Jennifer Beavers, PharmD, BCPS
Bradley M. Dennis, MD
February 26, 2024


VIII. References

  1. Tidwell WP, Thomas TL, Pouliot JD, et al. Treatment of alcohol withdrawal syndrome: phenobarbital vs CIWA-AR protocol. Am J Crit Care 2018;27(6):454–460.
  2. Nisavic MD, Nejad SH, Isenberg BM, et al. Use of phenobarbital in alcohol withdrawal management. Psychosomatics. 2019;60(5):458–467.
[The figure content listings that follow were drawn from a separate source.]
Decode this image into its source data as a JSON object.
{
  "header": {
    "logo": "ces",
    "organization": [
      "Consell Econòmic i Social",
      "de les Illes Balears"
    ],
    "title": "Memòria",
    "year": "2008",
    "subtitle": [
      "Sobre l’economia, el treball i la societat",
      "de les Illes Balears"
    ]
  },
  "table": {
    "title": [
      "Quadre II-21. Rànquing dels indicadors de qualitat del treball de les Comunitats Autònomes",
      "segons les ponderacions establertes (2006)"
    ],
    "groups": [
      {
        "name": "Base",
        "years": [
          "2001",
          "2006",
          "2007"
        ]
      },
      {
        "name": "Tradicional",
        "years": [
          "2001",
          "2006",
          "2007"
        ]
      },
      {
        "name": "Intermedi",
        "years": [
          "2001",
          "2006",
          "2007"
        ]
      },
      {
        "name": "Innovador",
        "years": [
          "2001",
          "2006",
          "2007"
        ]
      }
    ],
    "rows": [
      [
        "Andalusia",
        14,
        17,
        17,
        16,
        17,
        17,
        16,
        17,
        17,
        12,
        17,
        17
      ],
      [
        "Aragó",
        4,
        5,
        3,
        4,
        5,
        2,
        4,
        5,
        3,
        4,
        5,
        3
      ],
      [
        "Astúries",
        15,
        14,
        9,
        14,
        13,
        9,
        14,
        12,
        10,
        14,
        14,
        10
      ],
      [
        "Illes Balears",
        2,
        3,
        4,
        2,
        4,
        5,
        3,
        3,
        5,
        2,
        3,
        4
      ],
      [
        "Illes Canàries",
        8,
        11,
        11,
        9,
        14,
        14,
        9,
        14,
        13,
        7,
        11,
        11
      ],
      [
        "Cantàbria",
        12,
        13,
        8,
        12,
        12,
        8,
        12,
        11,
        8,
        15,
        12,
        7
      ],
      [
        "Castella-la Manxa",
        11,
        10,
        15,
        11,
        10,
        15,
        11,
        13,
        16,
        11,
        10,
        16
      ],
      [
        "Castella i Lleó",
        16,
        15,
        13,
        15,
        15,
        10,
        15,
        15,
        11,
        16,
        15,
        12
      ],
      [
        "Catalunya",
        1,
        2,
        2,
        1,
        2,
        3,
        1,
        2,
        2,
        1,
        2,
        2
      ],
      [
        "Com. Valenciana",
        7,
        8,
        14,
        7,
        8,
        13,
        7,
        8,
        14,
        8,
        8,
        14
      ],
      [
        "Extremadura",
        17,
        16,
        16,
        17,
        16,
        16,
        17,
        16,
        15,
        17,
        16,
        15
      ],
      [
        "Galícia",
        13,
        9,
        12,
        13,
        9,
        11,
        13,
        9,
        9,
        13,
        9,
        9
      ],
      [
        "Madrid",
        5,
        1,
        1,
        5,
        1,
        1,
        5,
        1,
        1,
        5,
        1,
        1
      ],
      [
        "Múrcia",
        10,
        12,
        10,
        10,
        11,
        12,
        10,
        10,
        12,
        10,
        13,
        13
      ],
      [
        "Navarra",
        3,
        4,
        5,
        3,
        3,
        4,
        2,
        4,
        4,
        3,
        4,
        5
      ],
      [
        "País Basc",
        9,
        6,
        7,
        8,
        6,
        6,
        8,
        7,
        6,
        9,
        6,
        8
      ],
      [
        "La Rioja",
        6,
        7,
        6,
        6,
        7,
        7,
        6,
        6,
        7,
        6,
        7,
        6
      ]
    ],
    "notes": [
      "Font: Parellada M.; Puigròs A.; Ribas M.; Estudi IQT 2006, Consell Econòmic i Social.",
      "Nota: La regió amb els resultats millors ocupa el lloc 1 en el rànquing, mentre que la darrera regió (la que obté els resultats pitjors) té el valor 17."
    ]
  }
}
  3. Oks M, Cleven KL, Healy L, et al. Phenobarbital for severe AWS in the MICU. J Intensive Care Med. 2018.
  4. Ammar MA, et al. Phenobarbital Monotherapy for AWS in Surgical-Trauma Patients. Ann Pharmacother. 2021;55(3):294–302. doi:10.1177/1060028020949137.
  5. Kodadek LM, et al. Alcohol-Related Trauma Reinjury Prevention. J Trauma Acute Care Surg. 2020;88(1):106–112.
  6. Fleenor LM, et al. Phenobarbital vs Benzodiazepine for AWS in trauma patients. J Trauma Acute Care Surg. 2024 Mar;96(3):493–498. PMID: 37599414.